The Klein, Crawford and Alchain paper has also lend to the soap opera that is the literature on the General Motors-Fisher Body integration. Some people claim hold-up drove the GM takeover of Fisher Body, some say there was no hold-up at all while others say there was hold-up by the Fisher brothers, but only after the takeover by GM and yet others blame the lawyers!

Read Baird (2003), Casadesus-Masanell and Spulber (2000), Coase (2000), Coase (2006), Freeland (2000), Goldberg (2008), Klein (1988), Klein (1996), Klein (2000), Klein (2007), Klein (2008) and Klein, Crawford and Alchian (1978) ... and then decide.

In short vertical integration is complicated. Modern organisational economics offers diverse theories of the boundaries of firms (i.e. theories of vertical integration). Such theories are based around various frictions or transaction costs; Knightian uncertainty, imperfect foresight or bounded rationality, small-numbers bargaining, haggling costs, private information, cost of processing information, costs of inspecting quality or imperfect legal enforcement. Given such costs internalising activities within a firm may be more efficient than relying on market transactions.

(HT: Knowledge Problem.)

Refs.:
  • Baird, Douglas G. (2003). ‘In Coase’s Footsteps’, John M. Olin Law & Economics Working Paper No. 175 (2d series), The Law School The University Of Chicago, January.
  • Casadesus-Masanell, Ramon and Daniel F. Spulber (2000). ‘The Fable of Fisher Body’, Journal of Law and Economics, 43(1) April: 67-104.
  • Coase, Ronald Harry (2000). ‘The Acquisition of Fisher Body by General Motors’, Journal of Law and Economics, 43(1) April: 15-31.
  • Coase, Ronald Harry (2006). ‘The Conduct of Economics: The Example of Fisher Body and General Motors’, Journal of Economics & Management Strategy, 15(2) Summer: 255-278.
  • Freeland, Robert F. (2000). ‘Creating Holdup Through Vertical Integration: Fisher Body Revisited’, Journal of Law and Economics, 43(1) April: 33-66.
  • Goldberg, Victor P. (2008). ‘Lawyers asleep at the wheel?
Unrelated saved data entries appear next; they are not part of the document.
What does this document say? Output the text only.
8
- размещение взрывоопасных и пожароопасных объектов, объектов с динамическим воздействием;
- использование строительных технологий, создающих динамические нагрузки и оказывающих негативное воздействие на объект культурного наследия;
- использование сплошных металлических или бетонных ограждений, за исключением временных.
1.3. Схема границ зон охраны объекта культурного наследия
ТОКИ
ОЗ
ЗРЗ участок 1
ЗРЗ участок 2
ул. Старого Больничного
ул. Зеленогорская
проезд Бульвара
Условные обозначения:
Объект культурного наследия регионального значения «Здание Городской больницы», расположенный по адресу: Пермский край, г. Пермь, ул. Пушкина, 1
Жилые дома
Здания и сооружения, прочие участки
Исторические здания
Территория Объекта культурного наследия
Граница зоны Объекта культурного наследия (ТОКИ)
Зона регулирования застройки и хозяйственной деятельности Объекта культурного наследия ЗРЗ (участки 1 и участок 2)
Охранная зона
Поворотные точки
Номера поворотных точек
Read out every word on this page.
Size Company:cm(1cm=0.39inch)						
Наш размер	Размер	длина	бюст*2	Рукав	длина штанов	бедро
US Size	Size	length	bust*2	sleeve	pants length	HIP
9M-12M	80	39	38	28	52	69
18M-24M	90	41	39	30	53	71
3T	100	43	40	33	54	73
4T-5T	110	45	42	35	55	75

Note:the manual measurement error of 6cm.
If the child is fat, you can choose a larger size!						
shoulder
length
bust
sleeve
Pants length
The GM-Fisher Body contract’, Industrial and Corporate Change, 17(5): 1071-84.
  • Klein, Benjamin (1988). ‘Vertical Integration as Organizational Ownership: The Fisher Body-General Motors Relationship Revisited’, Journal of Law, Economics, and Organization, 4(1) Spring: 199-213.
  • Klein, Benjamin (1996). ‘Why Hold-Ups Occur: The Self-Enforcing Range of Contractual Relationships’, Economic Inquiry, XXXIV, July: 444-63.
  • Klein, Benjamin (2000). ‘Fisher-General Motors and the Nature of the Firm’, Journal of Law and Economics, 43(1) April: 105-41.
  • Klein, Benjamin (2007). ‘The Economic Lessons of Fisher Body-General Motors’, International Journal of the Economics of Business, 14(1) February: 1-36.
  • Klein, Benjamin (2008). ‘The enforceability of the GM-Fisher Body contract: comment on Goldberg’, Industrial and Corporate Change, 17(5): 1085-96.
  • Klein, Benjamin, Robert G. Crawford and Armen A. Alchian (1978). ‘Vertical Integration, Appropriable Rents, and the Competitive Contracting Process’, Journal of Law and Economics, 21(2) October: 297-326.